The Mustard Seed Co-op has quickly gone from a dream to a growing reality, but there's still a long way to go before the new food store can open its doors, says co-founder Emma Cubitt.

"The more members we get right now, the better chance we have to open at our expected launch date, which is still May," she said.

The co-op aspires to launch a not-for-profit grocery store in downtown Hamilton that is owned and controlled by its members. Their focus would be on fresh, locally-sourced, organic, environmentally friendly and ethical food choices.

Since the launch of its membership campaign last fall, the co-op has attracted 250 members and around $60,000 in investments — but it's still a stretch to the goal of 800 members and $450,000 in investments. 

Cubitt says the group is working hard to maintain its momentum. "We're trying to stay positive. The big thing now is growing the investments."

Cubitt is especially hopeful community members or businesses will consider investing in the co-op in the form of a four-year loan of between $1,000 and $200,000.

"If someone has a little extra money, instead of investing in their RRSP or the stock market, they could invest in making Hamilton a better place," Cubitt said.

"We're calling it 'Locavesting:' investing in your community."

Potential locations

One way they hope to lure more members and investors is by securing a location. Some potential members may be reluctant to join until they know where the store will be located, and whether it will be convenient for them to get to.

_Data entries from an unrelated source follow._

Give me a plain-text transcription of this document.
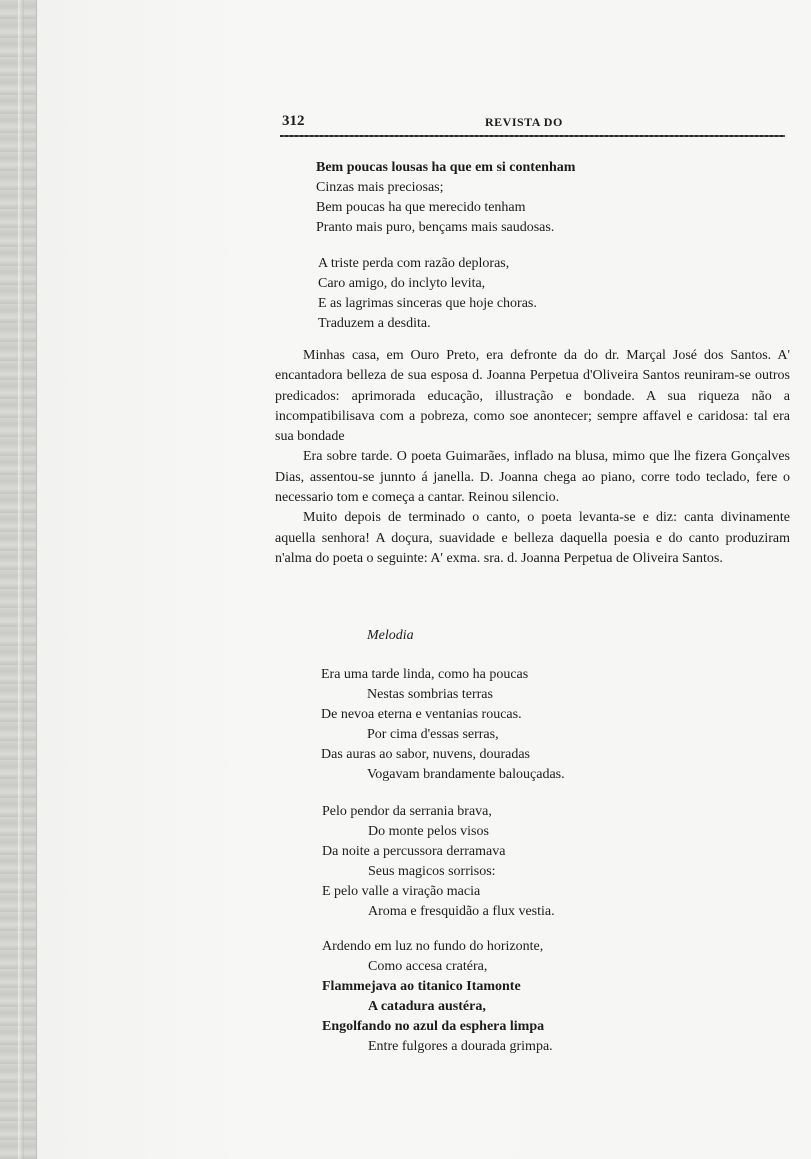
312	REVISTA DO
Bem poucas lousas ha que em si contenham
Cinzas mais preciosas;
Bem poucas ha que merecido tenham
Pranto mais puro, bençams mais saudosas.
A triste perda com razão deploras,
Caro amigo, do inclyto levita,
E as lagrimas sinceras que hoje choras.
Traduzem a desdita.

Minhas casa, em Ouro Preto, era defronte da do dr. Marçal José dos Santos. A' encantadora belleza de sua esposa d. Joanna Perpetua d'Oliveira Santos reuniram-se outros predicados: aprimorada educação, illustração e bondade. A sua riqueza não a incompatibilisava com a pobreza, como soe anontecer; sempre affavel e caridosa: tal era sua bondade

Era sobre tarde. O poeta Guimarães, inflado na blusa, mimo que lhe fizera Gonçalves Dias, assentou-se junnto á janella. D. Joanna chega ao piano, corre todo teclado, fere o necessario tom e começa a cantar. Reinou silencio.

Muito depois de terminado o canto, o poeta levanta-se e diz: canta divinamente aquella senhora! A doçura, suavidade e belleza daquella poesia e do canto produziram n'alma do poeta o seguinte: A' exma. sra. d. Joanna Perpetua de Oliveira Santos.

Melodia
Era uma tarde linda, como ha poucas
Nestas sombrias terras
De nevoa eterna e ventanias roucas.
Por cima d'essas serras,
Das auras ao sabor, nuvens, douradas
Vogavam brandamente balouçadas.
Pelo pendor da serrania brava,
Do monte pelos visos
Da noite a percussora derramava
Seus magicos sorrisos:
E pelo valle a viração macia
Aroma e fresquidão a flux vestia.
Ardendo em luz no fundo do horizonte,
Como accesa cratéra,
Flammejava ao titanico Itamonte
A catadura austéra,
Engolfando no azul da esphera limpa
Entre fulgores a dourada grimpa.
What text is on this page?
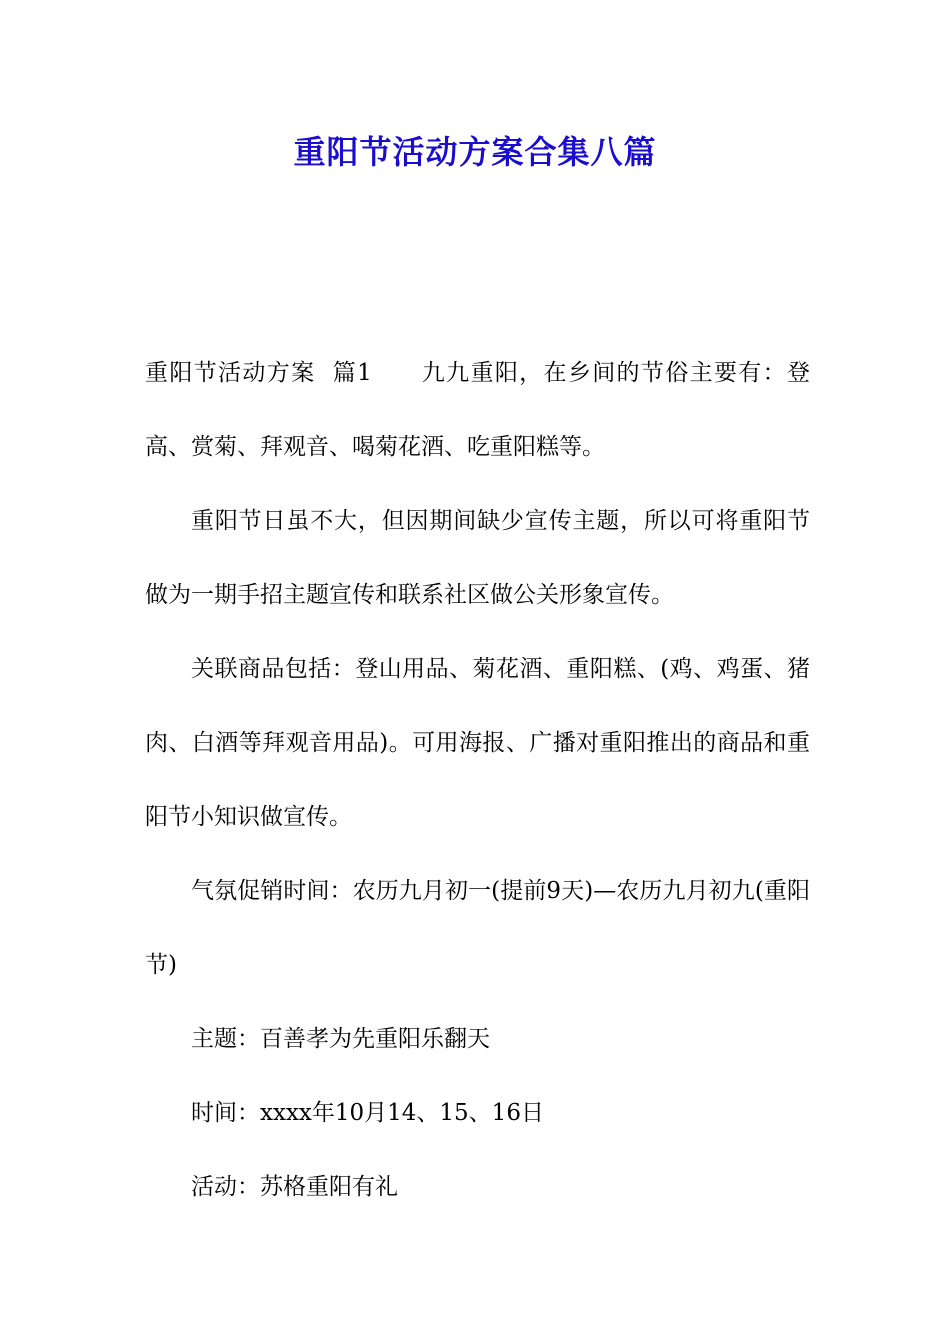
重阳节活动方案合集八篇

重阳节活动方案  篇1　　九九重阳，在乡间的节俗主要有：登高、赏菊、拜观音、喝菊花酒、吃重阳糕等。

重阳节日虽不大，但因期间缺少宣传主题，所以可将重阳节做为一期手招主题宣传和联系社区做公关形象宣传。

关联商品包括：登山用品、菊花酒、重阳糕、(鸡、鸡蛋、猪肉、白酒等拜观音用品)。可用海报、广播对重阳推出的商品和重阳节小知识做宣传。

气氛促销时间：农历九月初一(提前9天)—农历九月初九(重阳节)

主题：百善孝为先重阳乐翻天

时间：xxxx年10月14、15、16日

活动：苏格重阳有礼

The group has scouted local real estate and has narrowed down the choices to three downtown locations. The members are now weighing the pros and cons of each before signing a lease. Cubitt hopes they'll be able to announce the decision in the next few weeks.

The co-op has also started other necessary tasks, like purchasing fixtures for the store, so that it can move quickly once the location is finalized. Like the environmentally responsible products they hope to provide once the store launches, they've been making an effort to purchase fixtures that match the standards of the co-op, such as second-hand bulk bins from nearby sellers.

They've also compiled an online database of local farmers and producers to share with other grocery co-ops in Ontario.